The quantum mechanical description of an orbital relies on three numbers: the principal quantum number (\(n\)), the angular momentum quantum number (\(l\)), and the magnetic quantum number (\(m_l\)). The angular momentum quantum number (\(l\)) defines the shape of the orbital, such as \(s\), \(p\), \(d\), or \(f\). The magnetic quantum number (\(m_l\)) then specifies the orientation of the orbital in three-dimensional space. Degeneracy arises when different combinations of the quantum numbers, specifically different \(m_l\) values, correspond to the same energy value. The total number of orbitals in a set that share the same energy is referred to as the degree of degeneracy.
Identifying Degenerate Sets in Atoms
The concept of degeneracy changes significantly when moving from the simple hydrogen atom to multi-electron atoms. In multi-electron atoms, the energy is no longer dependent only on \(n\); it is also dependent on the angular momentum quantum number \(l\) due to electron-electron repulsion and shielding effects. This effect lifts the degeneracy between subshells, meaning the \(2s\) and \(2p\) orbitals are no longer equal in energy, with \(2s\) being lower than \(2p\).
However, within a specific subshell, the degeneracy remains, provided the atom is isolated and experiences no external field. The \(p\) subshell, for example, is composed of three orbitals (\(p_x, p_y, p_z\)) that are identical in shape but are oriented along the three axes of a coordinate system. Since an isolated atom possesses spherical symmetry, all directions in space are equivalent, meaning the three \(p\) orbitals must have the same energy. The \(d\) subshell similarly consists of five orbitals, denoted as \(d_{xy}, d_{xz}, d_{yz}, d_{x^2-y^2},\) and \(d_{z^2}\), and they form a five-fold degenerate set. The \(f\) subshell contains seven orbitals that are all degenerate.

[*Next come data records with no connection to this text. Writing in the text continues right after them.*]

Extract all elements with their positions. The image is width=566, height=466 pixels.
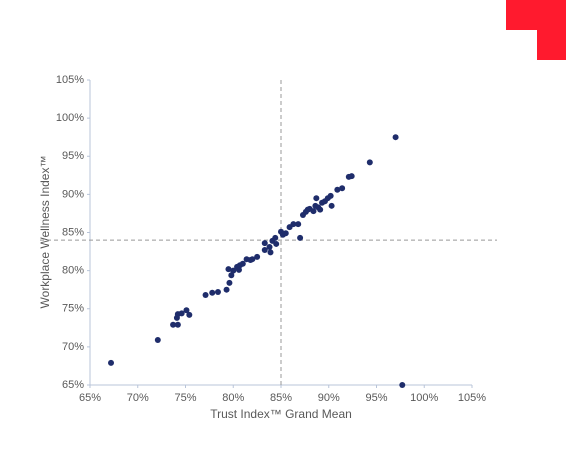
point: [186, 311, 193, 318]
y-tick-label: 95%: [62, 150, 84, 162]
point: [178, 310, 185, 317]
point: [261, 240, 268, 247]
point: [310, 208, 317, 215]
point: [267, 249, 274, 256]
x-tick-label: 105%: [458, 392, 486, 404]
point: [235, 266, 242, 273]
point: [290, 221, 297, 228]
y-axis-title: Workplace Wellness Index™: [38, 156, 52, 309]
point: [226, 279, 233, 286]
point: [327, 192, 334, 199]
y-tick-label: 65%: [62, 379, 84, 391]
y-tick-label: 85%: [62, 226, 84, 238]
x-tick-label: 100%: [410, 392, 438, 404]
point: [170, 321, 177, 328]
point: [392, 134, 399, 141]
point: [328, 202, 335, 209]
point: [297, 234, 304, 241]
x-tick-label: 65%: [79, 392, 101, 404]
x-tick-label: 85%: [270, 392, 292, 404]
point: [183, 307, 190, 314]
x-tick-label: 80%: [222, 392, 244, 404]
point: [282, 230, 289, 237]
point: [209, 289, 216, 296]
point: [313, 195, 320, 202]
y-tick-label: 80%: [62, 265, 84, 277]
point: [295, 221, 302, 228]
point: [261, 247, 268, 254]
x-tick-label: 90%: [318, 392, 340, 404]
point: [108, 359, 115, 366]
point: [154, 337, 161, 344]
point: [239, 260, 246, 267]
point: [228, 272, 235, 279]
point: [366, 159, 373, 166]
point: [317, 206, 324, 213]
point: [202, 292, 209, 299]
y-tick-label: 105%: [56, 74, 84, 86]
y-tick-label: 70%: [62, 341, 84, 353]
point: [249, 256, 256, 263]
x-axis-title: Trust Index™ Grand Mean: [210, 407, 352, 421]
x-tick-label: 95%: [365, 392, 387, 404]
point: [254, 253, 261, 260]
point: [225, 266, 232, 273]
point: [266, 243, 273, 250]
point: [399, 382, 406, 388]
point: [230, 267, 237, 274]
point: [272, 234, 279, 241]
x-tick-label: 70%: [127, 392, 149, 404]
y-tick-label: 90%: [62, 188, 84, 200]
y-tick-label: 100%: [56, 112, 84, 124]
point: [348, 173, 355, 180]
point: [174, 321, 181, 328]
point: [273, 240, 280, 247]
point: [223, 286, 230, 293]
point: [214, 288, 221, 295]
logo-shape: [506, 0, 566, 60]
point: [334, 186, 341, 193]
y-tick-label: 75%: [62, 303, 84, 315]
point: [339, 185, 346, 192]
x-tick-label: 75%: [174, 392, 196, 404]
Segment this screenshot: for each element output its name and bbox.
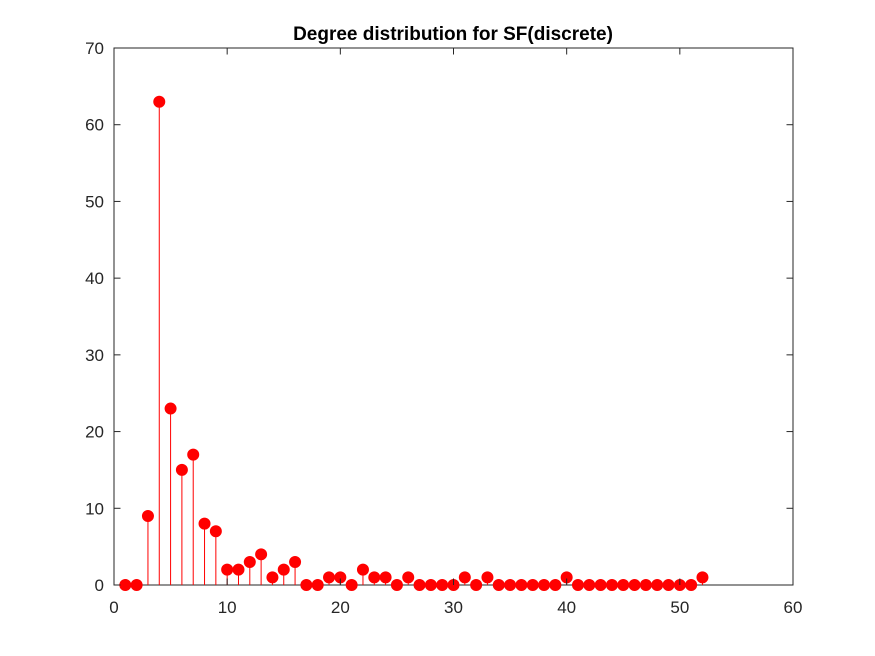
data-point: [639, 579, 652, 591]
data-point: [628, 579, 641, 591]
data-point: [390, 579, 403, 591]
data-point: [368, 571, 381, 584]
data-point: [221, 563, 234, 576]
data-point: [266, 571, 279, 584]
x-tick-label: 20: [331, 598, 350, 617]
axes-frame: [113, 47, 794, 586]
axis-ticks: 0 10 20 30 40 50 60 0 10 20 30 40 50 60 70: [85, 39, 802, 617]
data-point: [300, 579, 313, 591]
data-point: [232, 563, 245, 576]
data-point: [436, 579, 449, 591]
x-tick-label: 60: [784, 598, 803, 617]
data-point: [175, 463, 188, 476]
data-point: [243, 555, 256, 568]
data-point: [413, 579, 426, 591]
data-point: [402, 571, 415, 584]
data-point: [515, 579, 528, 591]
data-point: [164, 402, 177, 415]
data-point: [345, 579, 358, 591]
data-point: [356, 563, 369, 576]
data-point: [504, 579, 517, 591]
data-point: [696, 571, 709, 584]
y-tick-label: 10: [85, 499, 104, 518]
data-point: [651, 579, 664, 591]
stem-series: [147, 101, 703, 585]
x-tick-label: 40: [557, 598, 576, 617]
data-point: [458, 571, 471, 584]
data-point: [289, 555, 302, 568]
x-tick-label: 10: [218, 598, 237, 617]
data-point: [470, 579, 483, 591]
y-tick-label: 30: [85, 346, 104, 365]
data-point: [538, 579, 551, 591]
data-point: [130, 579, 143, 591]
data-point: [187, 448, 200, 461]
x-tick-label: 50: [670, 598, 689, 617]
y-tick-label: 50: [85, 192, 104, 211]
y-tick-label: 70: [85, 39, 104, 58]
y-tick-label: 20: [85, 423, 104, 442]
plot-axes: [113, 47, 794, 586]
marker-series: [119, 95, 709, 591]
data-point: [141, 509, 154, 522]
y-tick-label: 40: [85, 269, 104, 288]
data-point: [571, 579, 584, 591]
data-point: [255, 548, 268, 561]
x-tick-label: 0: [109, 598, 118, 617]
data-point: [209, 525, 222, 538]
y-tick-label: 60: [85, 116, 104, 135]
data-point: [119, 579, 132, 591]
data-point: [198, 517, 211, 530]
x-tick-label: 30: [444, 598, 463, 617]
data-point: [549, 579, 562, 591]
data-point: [492, 579, 505, 591]
data-point: [526, 579, 539, 591]
data-point: [583, 579, 596, 591]
data-point: [277, 563, 290, 576]
data-point: [594, 579, 607, 591]
data-point: [323, 571, 336, 584]
data-point: [481, 571, 494, 584]
chart-title: Degree distribution for SF(discrete): [293, 24, 613, 45]
data-point: [153, 95, 166, 108]
data-point: [424, 579, 437, 591]
y-tick-label: 0: [95, 576, 104, 595]
data-point: [685, 579, 698, 591]
data-point: [662, 579, 675, 591]
data-point: [379, 571, 392, 584]
data-point: [617, 579, 630, 591]
data-point: [605, 579, 618, 591]
data-point: [311, 579, 324, 591]
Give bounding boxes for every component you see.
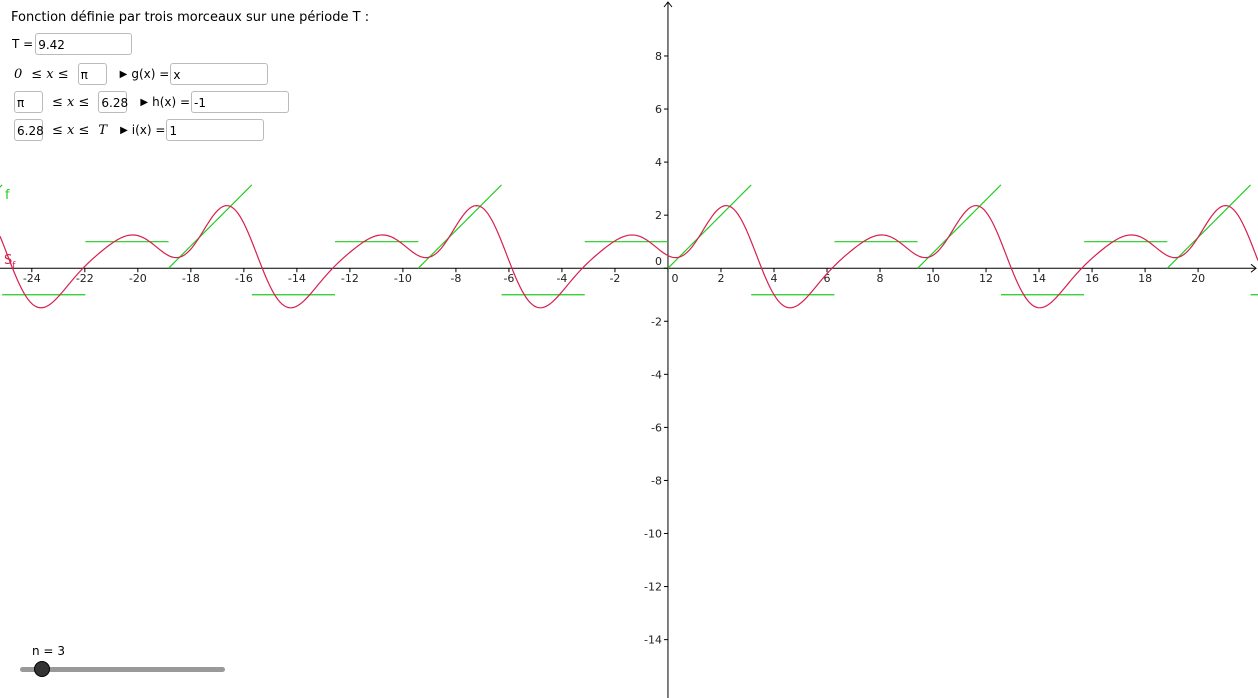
arrow-icon: ▶ bbox=[140, 96, 149, 108]
x-arrow bbox=[1250, 263, 1257, 273]
function-input[interactable]: 1 bbox=[166, 119, 265, 141]
x-tick-label: -18 bbox=[182, 272, 200, 285]
panel-title: Fonction définie par trois morceaux sur … bbox=[11, 10, 370, 25]
x-tick-label: -22 bbox=[76, 272, 94, 285]
x-tick-label: 8 bbox=[877, 272, 884, 285]
period-field: T = 9.42 bbox=[12, 33, 133, 55]
x-tick-label: 12 bbox=[979, 272, 993, 285]
x-tick-label: -6 bbox=[503, 272, 514, 285]
x-tick-label: -8 bbox=[450, 272, 461, 285]
fourier-sum bbox=[0, 204, 1258, 309]
x-tick-label: 4 bbox=[770, 272, 777, 285]
y-tick-label: 2 bbox=[655, 209, 662, 222]
y-tick-label: 8 bbox=[655, 50, 662, 63]
curves bbox=[0, 184, 1258, 309]
period-input[interactable]: 9.42 bbox=[35, 33, 133, 55]
y-arrow bbox=[663, 1, 673, 8]
x-tick-label: -4 bbox=[556, 272, 567, 285]
slider-track[interactable] bbox=[20, 667, 225, 672]
y-tick-label: 6 bbox=[655, 103, 662, 116]
curve-label-s-sub: f bbox=[12, 261, 16, 271]
curve-label-s: Sf bbox=[4, 253, 16, 271]
x-tick-label: 10 bbox=[926, 272, 940, 285]
y-tick-label: -2 bbox=[651, 315, 662, 328]
function-name: i(x) = bbox=[131, 123, 166, 137]
x-tick-label: -24 bbox=[23, 272, 41, 285]
arrow-icon: ▶ bbox=[120, 124, 128, 136]
x-tick-label: -2 bbox=[609, 272, 620, 285]
x-tick-label: 0 bbox=[671, 272, 678, 285]
x-tick-label: 14 bbox=[1032, 272, 1046, 285]
function-input[interactable]: -1 bbox=[191, 91, 290, 113]
relation: ≤ x ≤ bbox=[52, 122, 90, 138]
curve-label-s-main: S bbox=[4, 253, 12, 268]
lower-bound[interactable]: 6.28 bbox=[14, 119, 44, 141]
y-tick-label: 0 bbox=[655, 255, 662, 268]
y-tick-label: -14 bbox=[644, 634, 662, 647]
x-tick-label: -12 bbox=[341, 272, 359, 285]
function-name: g(x) = bbox=[131, 67, 170, 81]
y-tick-label: -4 bbox=[651, 368, 662, 381]
x-tick-label: 20 bbox=[1191, 272, 1205, 285]
upper-bound: T bbox=[98, 122, 108, 138]
function-name: h(x) = bbox=[152, 95, 191, 109]
x-tick-label: -20 bbox=[129, 272, 147, 285]
function-input[interactable]: x bbox=[170, 63, 269, 85]
period-label: T = bbox=[12, 37, 34, 51]
piece-row: 0 ≤ x ≤ π ▶ g(x) = x bbox=[14, 61, 269, 87]
arrow-icon: ▶ bbox=[119, 68, 128, 80]
y-tick-label: -8 bbox=[651, 474, 662, 487]
function-f bbox=[0, 184, 1258, 296]
slider-value: 3 bbox=[57, 644, 65, 658]
relation: ≤ x ≤ bbox=[52, 94, 90, 110]
x-tick-label: 2 bbox=[717, 272, 724, 285]
upper-bound[interactable]: 6.28 bbox=[98, 91, 128, 113]
x-tick-label: -10 bbox=[394, 272, 412, 285]
slider-label: n = 3 bbox=[32, 644, 65, 658]
x-tick-label: -16 bbox=[235, 272, 253, 285]
upper-bound[interactable]: π bbox=[77, 63, 107, 85]
lower-bound: 0 bbox=[14, 66, 23, 82]
y-tick-label: -6 bbox=[651, 421, 662, 434]
y-tick-label: -12 bbox=[644, 581, 662, 594]
lower-bound[interactable]: π bbox=[14, 91, 43, 113]
y-tick-label: 4 bbox=[655, 156, 662, 169]
y-tick-label: -10 bbox=[644, 528, 662, 541]
slider-name: n = bbox=[32, 644, 54, 658]
curve-label-f: f bbox=[5, 188, 10, 203]
x-tick-label: 18 bbox=[1138, 272, 1152, 285]
slider-knob[interactable] bbox=[34, 661, 50, 677]
piece-row: 6.28 ≤ x ≤ T ▶ i(x) = 1 bbox=[14, 117, 265, 143]
relation: ≤ x ≤ bbox=[31, 66, 69, 82]
piece-row: π ≤ x ≤ 6.28 ▶ h(x) = -1 bbox=[14, 89, 290, 115]
x-tick-label: 16 bbox=[1085, 272, 1099, 285]
x-tick-label: -14 bbox=[288, 272, 306, 285]
x-tick-label: 6 bbox=[824, 272, 831, 285]
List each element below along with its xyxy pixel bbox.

Mechanisms for Removing Orbital Degeneracy
The degeneracy observed within a subshell is often a theoretical state that disappears when the atom interacts with its environment, a process known as energy splitting. External forces can break the spatial symmetry of the atom, causing the \(m_l\) states to acquire different energies. The Zeeman effect, for instance, involves applying an external magnetic field, which interacts with the electron’s magnetic moment and causes the degenerate set to split into distinct energy levels based on their \(m_l\) values. Similarly, the Stark effect involves the application of an external electric field, also leading to the splitting of the degenerate orbitals.
The most chemically significant mechanism for removing degeneracy occurs when an atom, particularly a transition metal ion, enters a molecular environment. In coordination complexes, the surrounding molecules or ions, known as ligands, generate a non-spherical electric field around the central metal ion. This interaction is described by Crystal Field Theory, which treats the ligands as point charges. In a common geometry, such as an octahedral complex, the five \(d\) orbitals split into two distinct energy groups. The \(d\) orbitals that point directly toward the ligands (\(d_{x^2-y^2}\) and \(d_{z^2}\)) experience greater electrostatic repulsion, raising their energy to form a higher-energy set, while the remaining three \(d\) orbitals, which point between the ligands, form a lower-energy set. The resulting energy difference is termed the crystal field splitting energy, and its magnitude determines the chemical properties and color of the complex.